Effect of thioridazine on the first-pass kinetics of [¹⁴C]imipramine in perfused rat liver: interaction at hepatic binding sites

Abstract

1. The effect of thioridazine on the first-pass removal and hepatic metabolism of [¹⁴C]imipramine was examined in a single-pass rat liver perfusion system using a perfusate free of drug-binding components. Drug exposure continued for 45min, and bile was collected and analysed during the final 15min when approx. steady-state conditions were attained.

2. Thioridazine decreased the hepatic extraction ratio for imipramine, lowered the hepatic concentration (P< 0.1) and increased the effluent perfusate-to-liver ratios of imipramine. It is suggested that the increased imipramine in the effluent perfusate was due to competition of thioridazine for non-metabolizing binding sites in the liver rather than to inhibition of drug metabolism.

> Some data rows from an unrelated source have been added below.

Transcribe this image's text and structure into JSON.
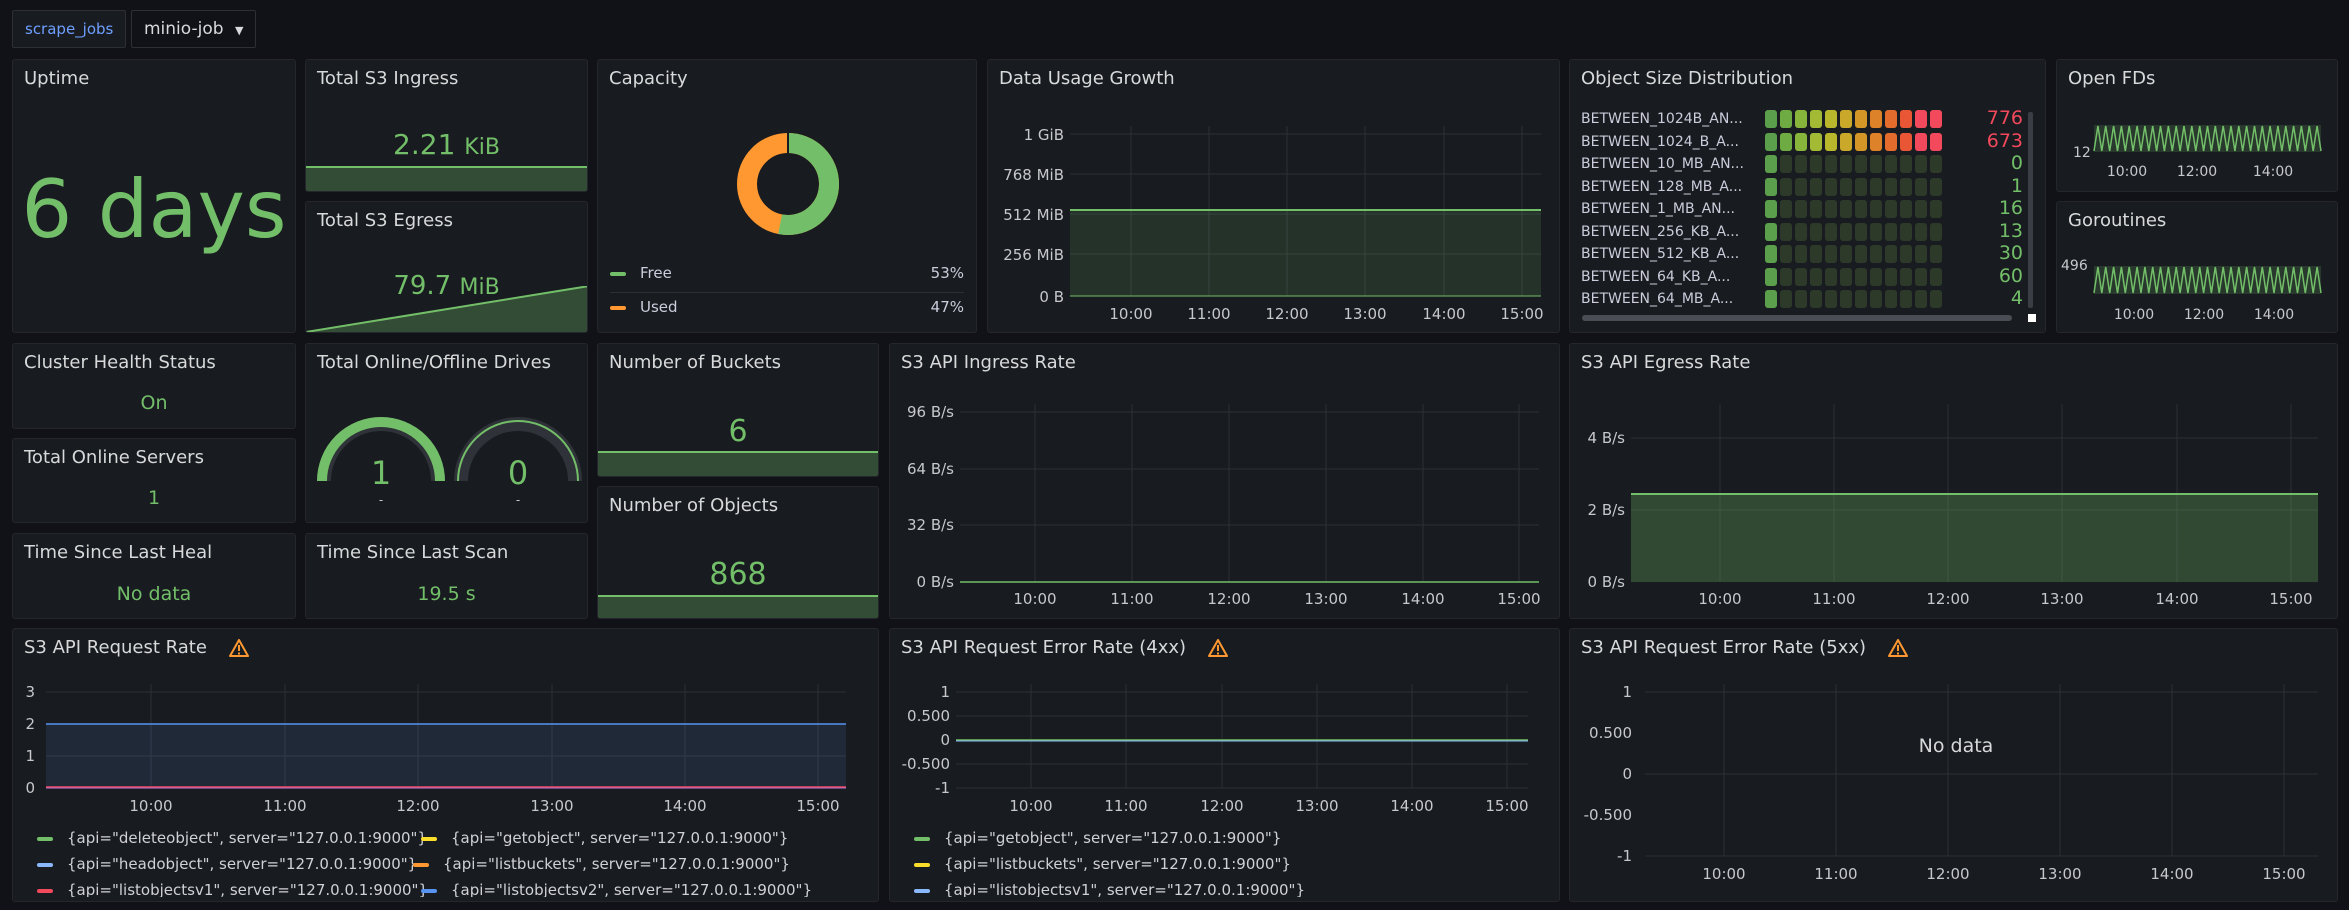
{
  "toolbar": {
    "var_label": "scrape_jobs",
    "var_value": "minio-job"
  },
  "uptime": {
    "title": "Uptime",
    "value": "6 days"
  },
  "ingress_total": {
    "title": "Total S3 Ingress",
    "value": "2.21",
    "unit": "KiB"
  },
  "egress_total": {
    "title": "Total S3 Egress",
    "value": "79.7",
    "unit": "MiB"
  },
  "capacity": {
    "title": "Capacity",
    "legend": [
      {
        "name": "Free",
        "pct": "53%",
        "color": "#73bf69"
      },
      {
        "name": "Used",
        "pct": "47%",
        "color": "#ff9830"
      }
    ]
  },
  "data_usage": {
    "title": "Data Usage Growth",
    "y_ticks": [
      "1 GiB",
      "768 MiB",
      "512 MiB",
      "256 MiB",
      "0 B"
    ],
    "x_ticks": [
      "10:00",
      "11:00",
      "12:00",
      "13:00",
      "14:00",
      "15:00"
    ]
  },
  "object_size": {
    "title": "Object Size Distribution",
    "rows": [
      {
        "label": "BETWEEN_1024B_AN...",
        "value": "776",
        "color": "#f2495c"
      },
      {
        "label": "BETWEEN_1024_B_A...",
        "value": "673",
        "color": "#f2495c"
      },
      {
        "label": "BETWEEN_10_MB_AN...",
        "value": "0",
        "color": "#73bf69"
      },
      {
        "label": "BETWEEN_128_MB_A...",
        "value": "1",
        "color": "#73bf69"
      },
      {
        "label": "BETWEEN_1_MB_AN...",
        "value": "16",
        "color": "#73bf69"
      },
      {
        "label": "BETWEEN_256_KB_A...",
        "value": "13",
        "color": "#73bf69"
      },
      {
        "label": "BETWEEN_512_KB_A...",
        "value": "30",
        "color": "#73bf69"
      },
      {
        "label": "BETWEEN_64_KB_A...",
        "value": "60",
        "color": "#73bf69"
      },
      {
        "label": "BETWEEN_64_MB_A...",
        "value": "4",
        "color": "#73bf69"
      }
    ]
  },
  "open_fds": {
    "title": "Open FDs",
    "y_tick": "12",
    "x_ticks": [
      "10:00",
      "12:00",
      "14:00"
    ]
  },
  "goroutines": {
    "title": "Goroutines",
    "y_tick": "496",
    "x_ticks": [
      "10:00",
      "12:00",
      "14:00"
    ]
  },
  "cluster_health": {
    "title": "Cluster Health Status",
    "value": "On"
  },
  "online_servers": {
    "title": "Total Online Servers",
    "value": "1"
  },
  "last_heal": {
    "title": "Time Since Last Heal",
    "value": "No data"
  },
  "drives": {
    "title": "Total Online/Offline Drives",
    "online": "1",
    "offline": "0",
    "online_sub": "-",
    "offline_sub": "-"
  },
  "last_scan": {
    "title": "Time Since Last Scan",
    "value": "19.5 s"
  },
  "buckets": {
    "title": "Number of Buckets",
    "value": "6"
  },
  "objects": {
    "title": "Number of Objects",
    "value": "868"
  },
  "ingress_rate": {
    "title": "S3 API Ingress Rate",
    "y_ticks": [
      "96 B/s",
      "64 B/s",
      "32 B/s",
      "0 B/s"
    ],
    "x_ticks": [
      "10:00",
      "11:00",
      "12:00",
      "13:00",
      "14:00",
      "15:00"
    ]
  },
  "egress_rate": {
    "title": "S3 API Egress Rate",
    "y_ticks": [
      "4 B/s",
      "2 B/s",
      "0 B/s"
    ],
    "x_ticks": [
      "10:00",
      "11:00",
      "12:00",
      "13:00",
      "14:00",
      "15:00"
    ]
  },
  "request_rate": {
    "title": "S3 API Request Rate",
    "y_ticks": [
      "3",
      "2",
      "1",
      "0"
    ],
    "x_ticks": [
      "10:00",
      "11:00",
      "12:00",
      "13:00",
      "14:00",
      "15:00"
    ],
    "legend": [
      {
        "label": "{api=\"deleteobject\", server=\"127.0.0.1:9000\"}",
        "color": "#73bf69"
      },
      {
        "label": "{api=\"getobject\", server=\"127.0.0.1:9000\"}",
        "color": "#fade2a"
      },
      {
        "label": "{api=\"headobject\", server=\"127.0.0.1:9000\"}",
        "color": "#8ab8ff"
      },
      {
        "label": "{api=\"listbuckets\", server=\"127.0.0.1:9000\"}",
        "color": "#ff9830"
      },
      {
        "label": "{api=\"listobjectsv1\", server=\"127.0.0.1:9000\"}",
        "color": "#f2495c"
      },
      {
        "label": "{api=\"listobjectsv2\", server=\"127.0.0.1:9000\"}",
        "color": "#5794f2"
      }
    ]
  },
  "error_4xx": {
    "title": "S3 API Request Error Rate (4xx)",
    "y_ticks": [
      "1",
      "0.500",
      "0",
      "-0.500",
      "-1"
    ],
    "x_ticks": [
      "10:00",
      "11:00",
      "12:00",
      "13:00",
      "14:00",
      "15:00"
    ],
    "legend": [
      {
        "label": "{api=\"getobject\", server=\"127.0.0.1:9000\"}",
        "color": "#73bf69"
      },
      {
        "label": "{api=\"listbuckets\", server=\"127.0.0.1:9000\"}",
        "color": "#fade2a"
      },
      {
        "label": "{api=\"listobjectsv1\", server=\"127.0.0.1:9000\"}",
        "color": "#8ab8ff"
      }
    ]
  },
  "error_5xx": {
    "title": "S3 API Request Error Rate (5xx)",
    "no_data": "No data",
    "y_ticks": [
      "1",
      "0.500",
      "0",
      "-0.500",
      "-1"
    ],
    "x_ticks": [
      "10:00",
      "11:00",
      "12:00",
      "13:00",
      "14:00",
      "15:00"
    ]
  }
}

3. Thioridazine markedly increased desipramine concentrations in both liver and effluent perfusate. This may have resulted from decreased hepatic binding of imipramine, which made more free drug available for demethylation. Competition with thioridazine for hepatic binding sites also explains the increased diffusion of desipramine into the effluent perfusate.

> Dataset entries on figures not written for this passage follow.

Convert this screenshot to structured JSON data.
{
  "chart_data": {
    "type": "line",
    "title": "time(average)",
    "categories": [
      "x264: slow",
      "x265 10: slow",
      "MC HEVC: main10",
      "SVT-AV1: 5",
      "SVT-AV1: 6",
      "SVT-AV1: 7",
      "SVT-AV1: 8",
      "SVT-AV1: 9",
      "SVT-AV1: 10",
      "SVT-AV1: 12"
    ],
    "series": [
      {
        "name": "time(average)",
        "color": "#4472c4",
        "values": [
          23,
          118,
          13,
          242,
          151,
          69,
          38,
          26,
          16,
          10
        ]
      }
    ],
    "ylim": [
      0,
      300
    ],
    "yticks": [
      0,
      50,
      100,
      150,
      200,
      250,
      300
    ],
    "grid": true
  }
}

4. Lower concentrations of 2-hydroxylated metabolites, especially 2-hydroxyimi-pramine, were found in bile when thioridazine was administered with imipramine. There was no evidence of inhibition of imipramine 2-hydroxylation. From bile-to-liver ratios, it is suggested that thioridazine and/or its metabolites inhibits glucuronylation of 2-hydroxy-imipramine but not of 2-hydroxydesipramine.